A temática adolescente é algo saturado em Hollywood. Entre centenas de filmes que abordam o tema,  poucos são os que se destacam de forma positiva. Clichês são de praxe nesse contexto, quase todos eles possuem o mesmo enredo, então é natural que tudo seja previsível.

A premissa de “Para Todos os Garotos que Já Amei” dá indícios de que o filme não vai passar de mais um desses blá-blá-blás adolescentes que passam mil vezes na sessão da tarde. Entretanto somos surpreendidos por uma história bem construída, recheada de personagens carismáticos e que prova que dá para fazer um filme bom, mesmo recheado dos clichês que todos já conhecemos.

( Obs.: Vale lembrar que a história é baseada em uma serie de livros dos quais não lemos [ainda], e por isso não atemos aqui a julgá-lo por ser fiel a essa obra.)

O longa conta a história da jovem Lara Jean, que prefere viver sua realidade amorosa apenas nas fantasias de seus sonhos, e tem medo de encarar isso na vida real. Ela escreve cartas para os garotos por quem ela já se apaixonou, entre eles o atual namorado da sua irmã. Ela guarda as cartas dentro do seu armário de onde espera que nunca saiam para seus destinatários. O problema é quando os escritos vão parar nas mãos dos garotos e Lara Jean precisa encarar de frente seus sentimentos.

O filme de cara te prende com uma história carismática. A história desenvolve bem sua personagem principal, deixando claro qual é a motivação do agir dela. Aliás, todos os personagens no filme são bem desenvolvidos, fazendo com que você mude de ideia sobre o que pensar deles durante o decorrer da trama. Você inicia o filme pensando “já sei como isso vai acabar”, e no fim percebe que a primeira impressão nesse caso não é a que fica.para todos os garotos que já amei

Landa Condor, que vive a jovem protagonista Lara Jean  suporta muito bem o filme. A moça é carismática e a personagem em si não exige aquela menina caricata impopular. Dessa forma as coisas ficam mais humanizadas, reais apesar do fundo padrão alta classe que o filme traz a todo momento e que foge da realidade de uma juventude normal. Mas um destaque Anna Cathcart, que interpreta a irmã mais nova de Lara, ela toma conta das cenas em que aparece.

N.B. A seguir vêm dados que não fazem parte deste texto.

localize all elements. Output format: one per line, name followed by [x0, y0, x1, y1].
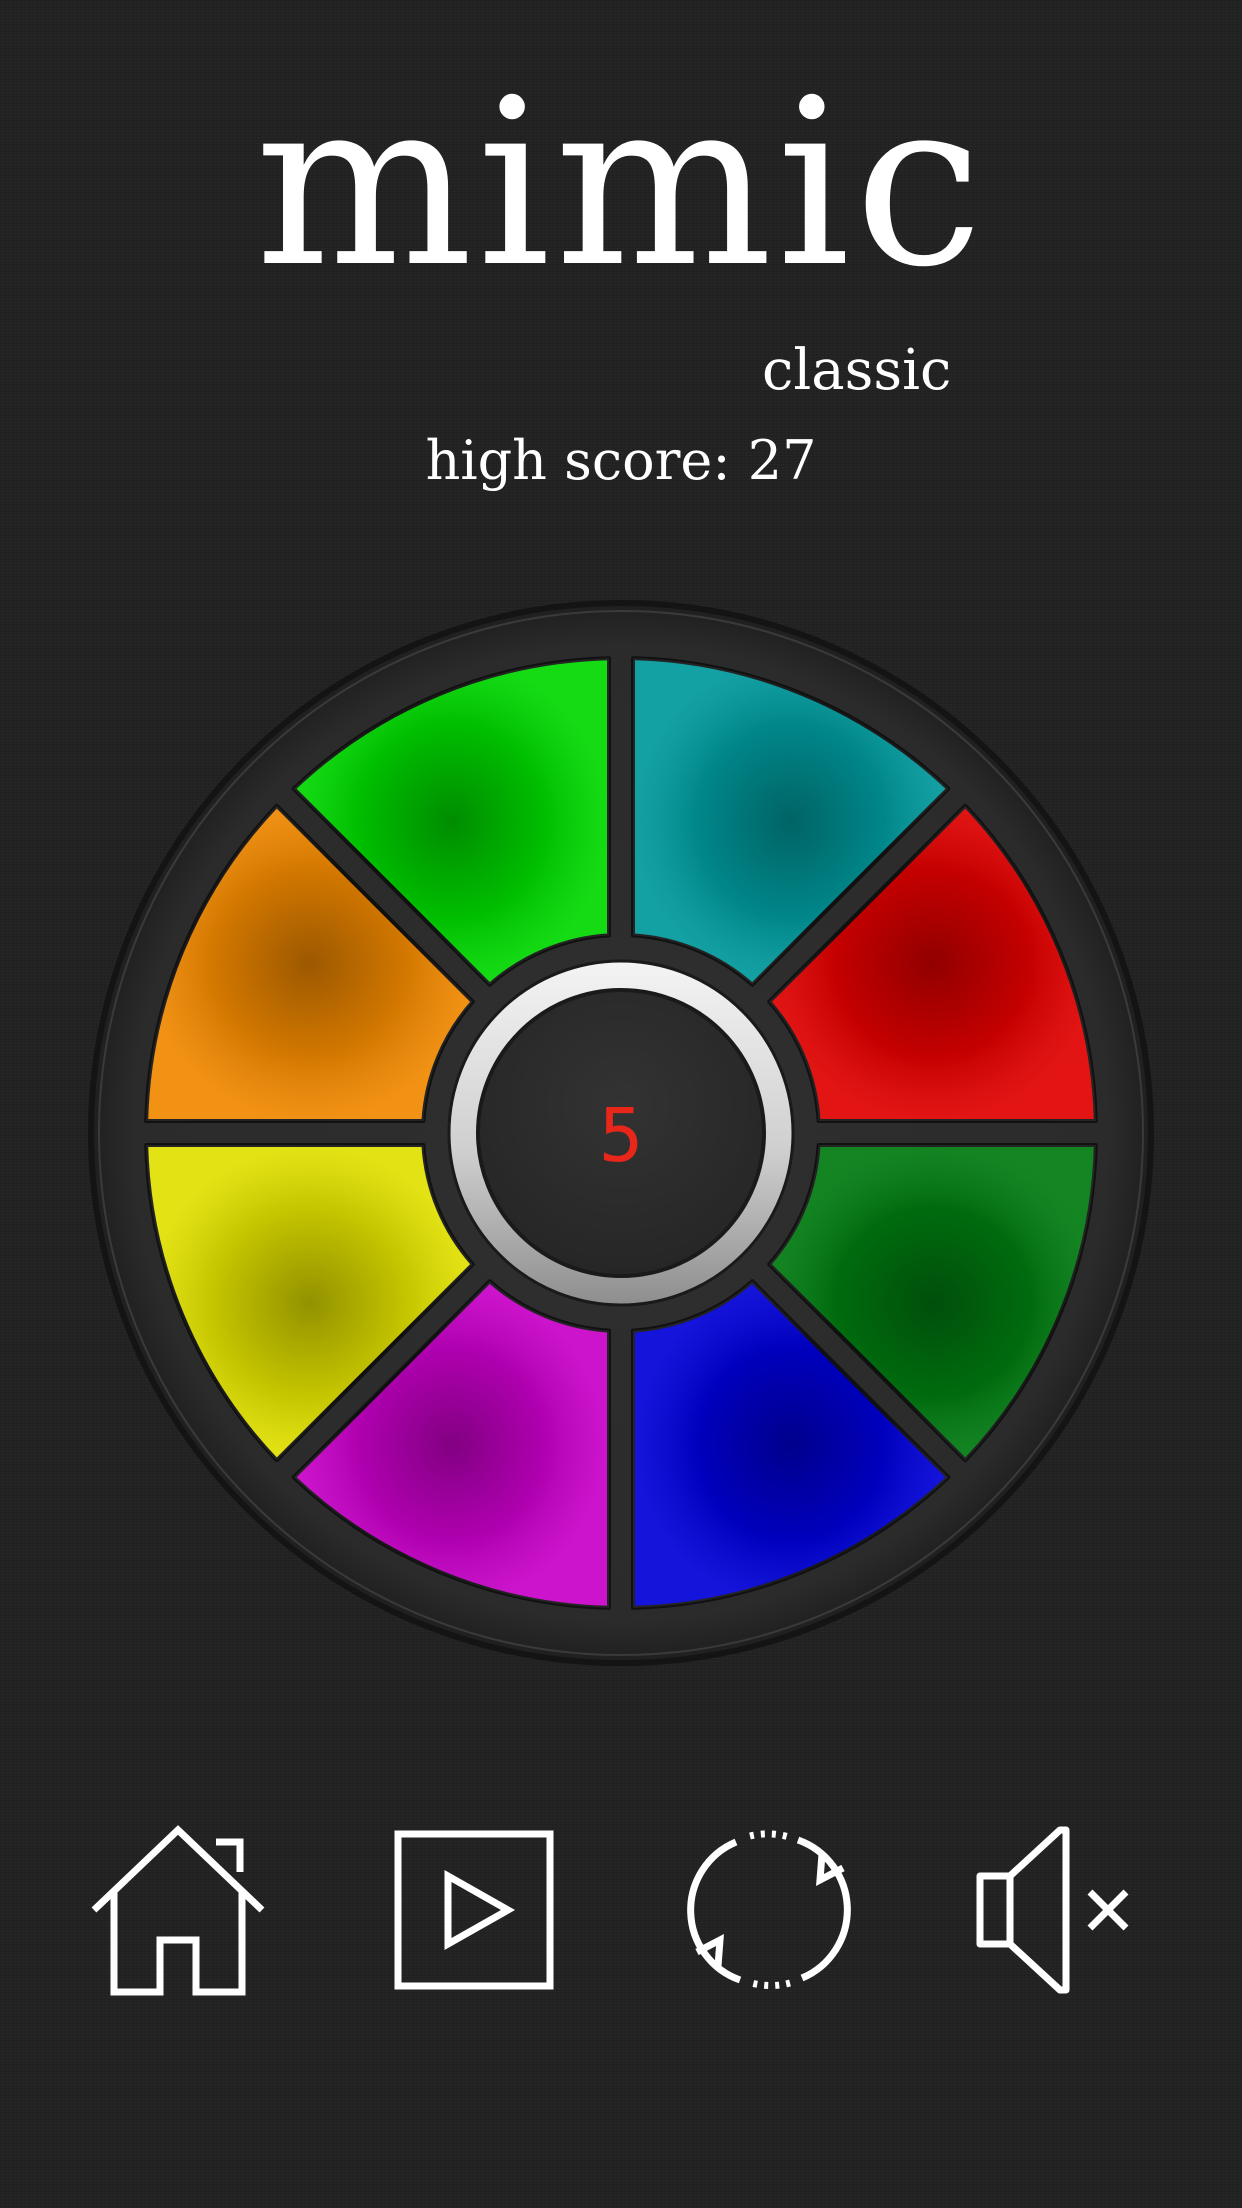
play-icon	[394, 1830, 554, 1990]
round-counter: 5	[598, 1093, 644, 1179]
home-button[interactable]	[88, 1820, 268, 2000]
play-button[interactable]	[384, 1820, 564, 2000]
restart-icon	[687, 1830, 851, 1990]
mute-icon	[976, 1826, 1129, 1994]
bottom-toolbar	[0, 1820, 1242, 2000]
mute-button[interactable]	[976, 1820, 1156, 2000]
home-icon	[91, 1825, 265, 1996]
restart-button[interactable]	[680, 1820, 860, 2000]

O destaque masculino é Noah Centineo que consegue cativar quem assiste, assim como Israel Broussard que mesmo aparecendo menos, sempre está muito bem em cena.

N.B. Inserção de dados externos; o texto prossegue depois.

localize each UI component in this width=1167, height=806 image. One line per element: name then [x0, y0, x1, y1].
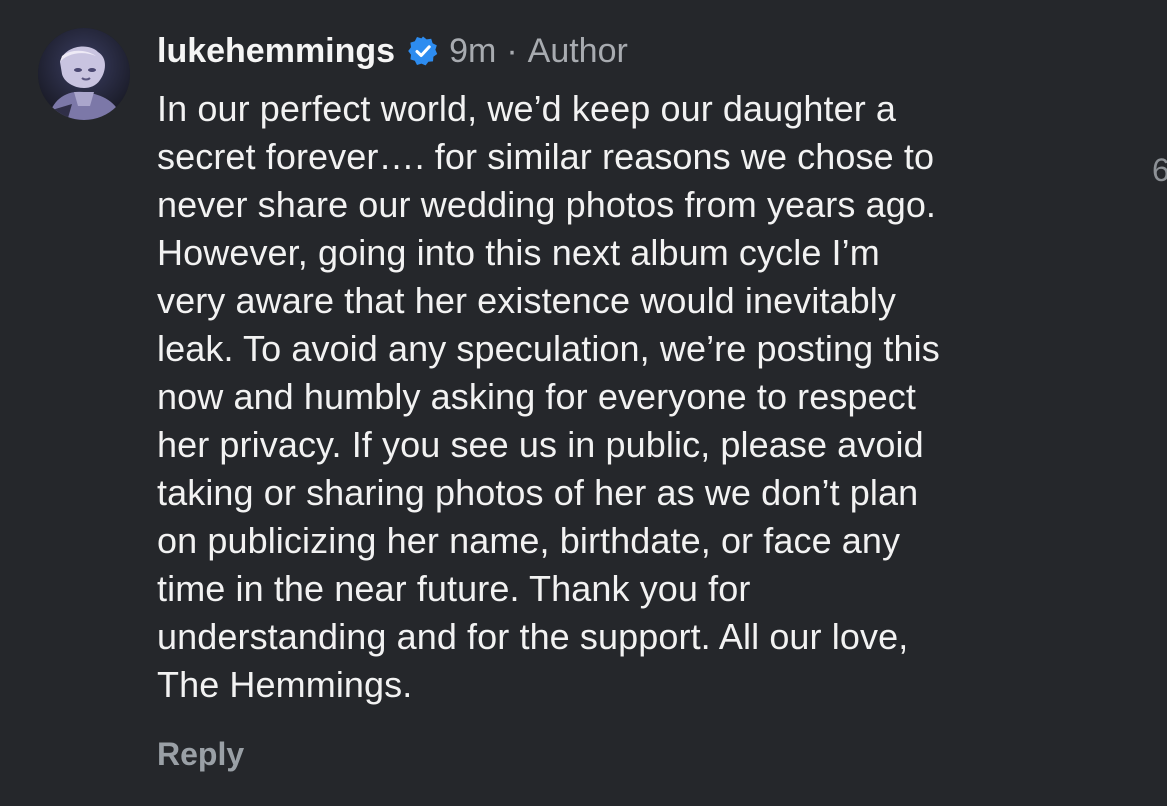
- meta-separator: ·: [506, 32, 518, 70]
- reply-button[interactable]: Reply: [157, 732, 244, 776]
- cutoff-count: 6: [1152, 152, 1167, 188]
- verified-check-icon: [407, 35, 439, 67]
- user-avatar[interactable]: [38, 28, 130, 120]
- author-badge: Author: [527, 32, 628, 70]
- avatar-image: [38, 28, 130, 120]
- comment-header: lukehemmings 9m · Author: [157, 26, 1147, 76]
- comment-content: lukehemmings 9m · Author In our perfect …: [157, 26, 1147, 709]
- username[interactable]: lukehemmings: [157, 26, 395, 76]
- comment: lukehemmings 9m · Author In our perfect …: [0, 0, 1167, 806]
- comment-text: In our perfect world, we’d keep our daug…: [157, 88, 940, 705]
- comment-timestamp: 9m: [449, 32, 497, 70]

A direção conduz a obra na mesma pegada do inicio ao fim, é um filme leve, com uma história bem contada que diverte e fala muito bem com os jovens e até mesmo com os mais velhos. Isso porque o filme não tenta criar jovens caricatos e cheios de gírias. As ações são mais naturais, com um pouco de aprofundamento em alguns dramas, como perdas. Mas tudo é bem leve e despretensioso.

Para quem assistiu filmes como “A Barraca do Beijo” da própria Netflix, ou o excelente “Com Amor Simon” e gostou, com certeza esse “Para Todos os Garotos que Já Amei” é uma boa pedida. É um filme ‘teen’, leve e despretensioso, mas muito bem feito e com uma roteiro bem construído.